A flux for submerged arc welding used in overlay submerged arc welding in combination with a strip electrode made of stainless steel,
MgO: 17% by mass or more and 30% by mass or less,
Al ₂ O ₃ : 10% by mass or more and 20% by mass or less,
SiO ₂ : 10% by mass or more and 30% by mass or less,
ZrO ₂ : 5% by mass or more and 15% by mass or less,
CaO: 1.0% by mass or more and 15% by mass or less,
And contains
Contains metallic Si,
The relationship between the content [Si] (mass %) of the metal Si and the content [Cr] (mass %) of Cr contained in the stainless steel is
0.064≧ 3[Si]/2[Cr]≧0.025
Flux for submerged arc welding, characterized in that The flux for submerged arc welding according to claim 1, wherein the content of the metal Si is 0.1% by mass or more and 3% by mass or less.

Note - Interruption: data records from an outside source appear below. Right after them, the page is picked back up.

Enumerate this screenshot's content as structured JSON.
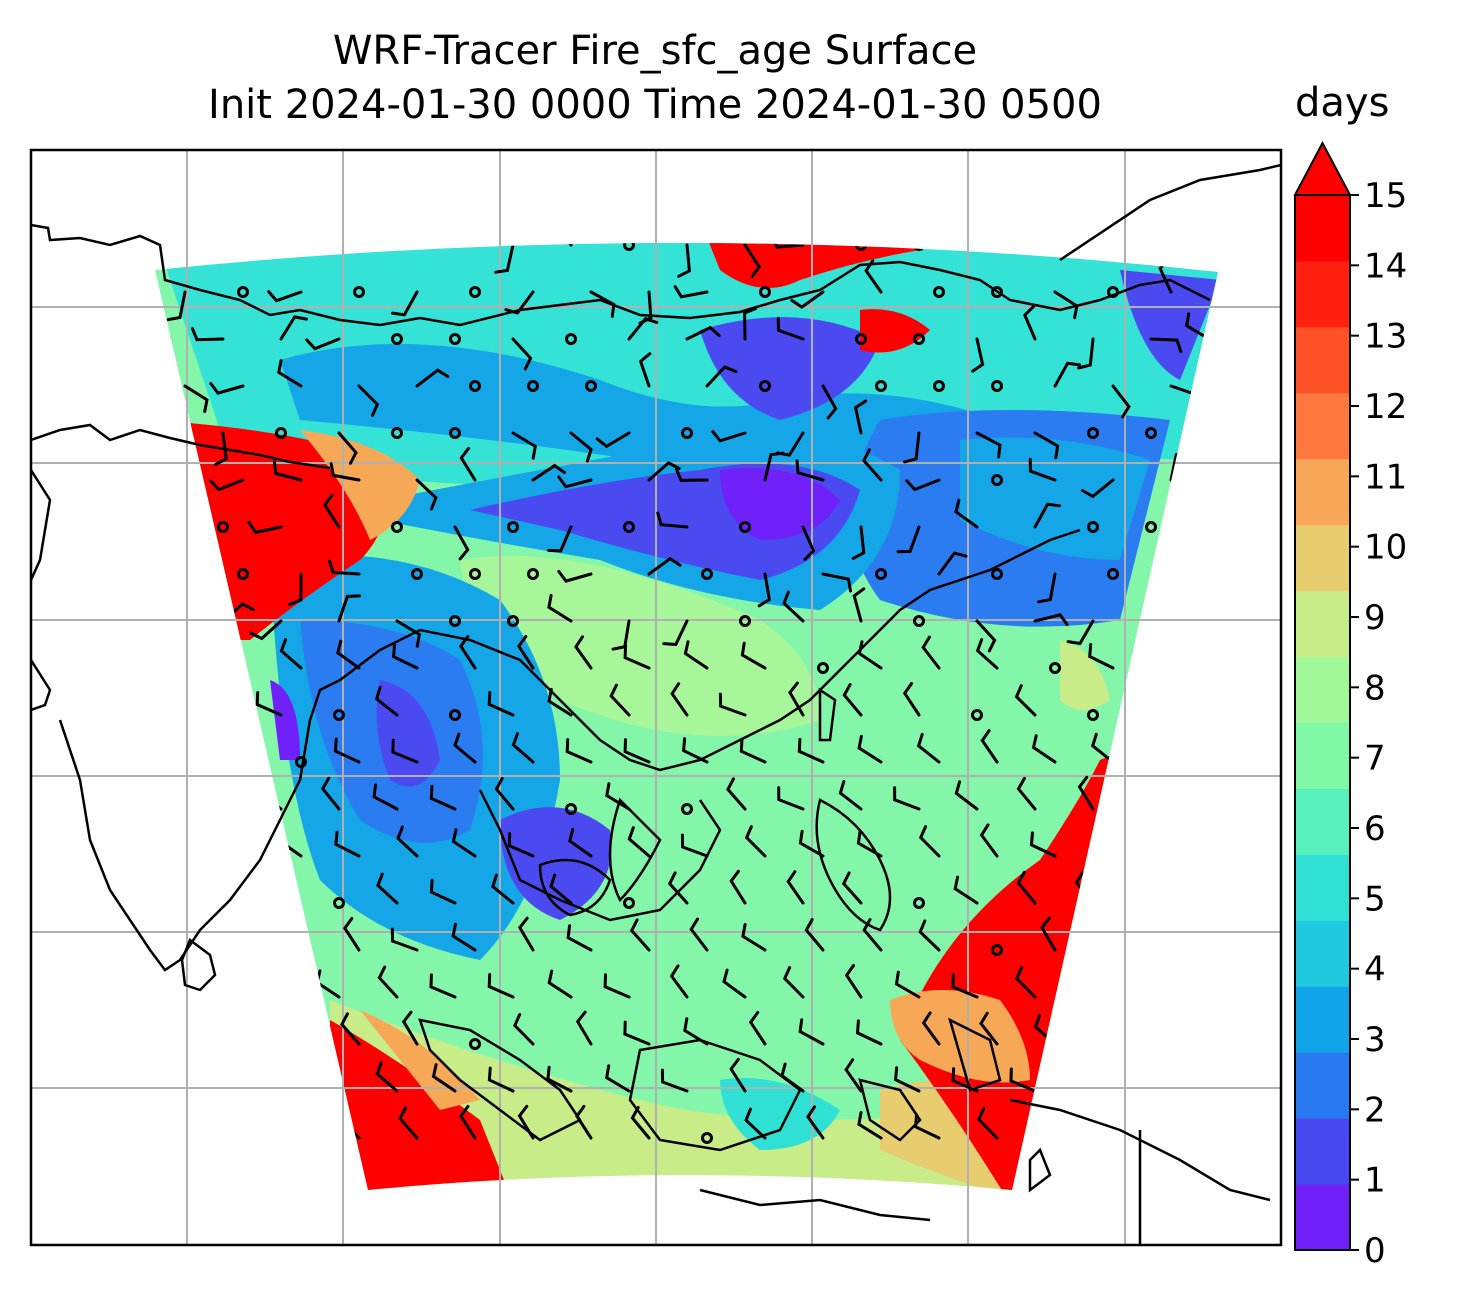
{
  "title": {
    "line1": "WRF-Tracer Fire_sfc_age Surface",
    "line2": "Init 2024-01-30 0000 Time 2024-01-30 0500"
  },
  "colorbar": {
    "label": "days",
    "ticks": [
      "0",
      "1",
      "2",
      "3",
      "4",
      "5",
      "6",
      "7",
      "8",
      "9",
      "10",
      "11",
      "12",
      "13",
      "14",
      "15"
    ],
    "extend": "max",
    "colors": [
      "#7020f8",
      "#4848f0",
      "#2878f0",
      "#10a4e8",
      "#20c8e0",
      "#30e0d4",
      "#58f0bc",
      "#80f8a8",
      "#a0f898",
      "#c8ec88",
      "#e8cc70",
      "#f8a858",
      "#ff7840",
      "#ff5028",
      "#ff2010",
      "#ff0000"
    ]
  },
  "map": {
    "grid": "on",
    "field": "Fire_sfc_age",
    "overlays": [
      "coastlines",
      "wind-barbs",
      "calm-circles",
      "lat-lon-gridlines"
    ]
  }
}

Metal fluoride: 1 mass% or more and 20 mass% or less are contained, The flux for submerged arc welding of Claim 1 or Claim 2 characterized by the above-mentioned. Containing metal V and metal Nb,
The total content of the content [V] (mass %) of the metal V and the content [Nb] (mass %) of the metal Nb is
0.1≦[V]+[Nb]≦3.0
The flux for submerged arc welding according to any one of claims 1 to 3, wherein the flux is in the range.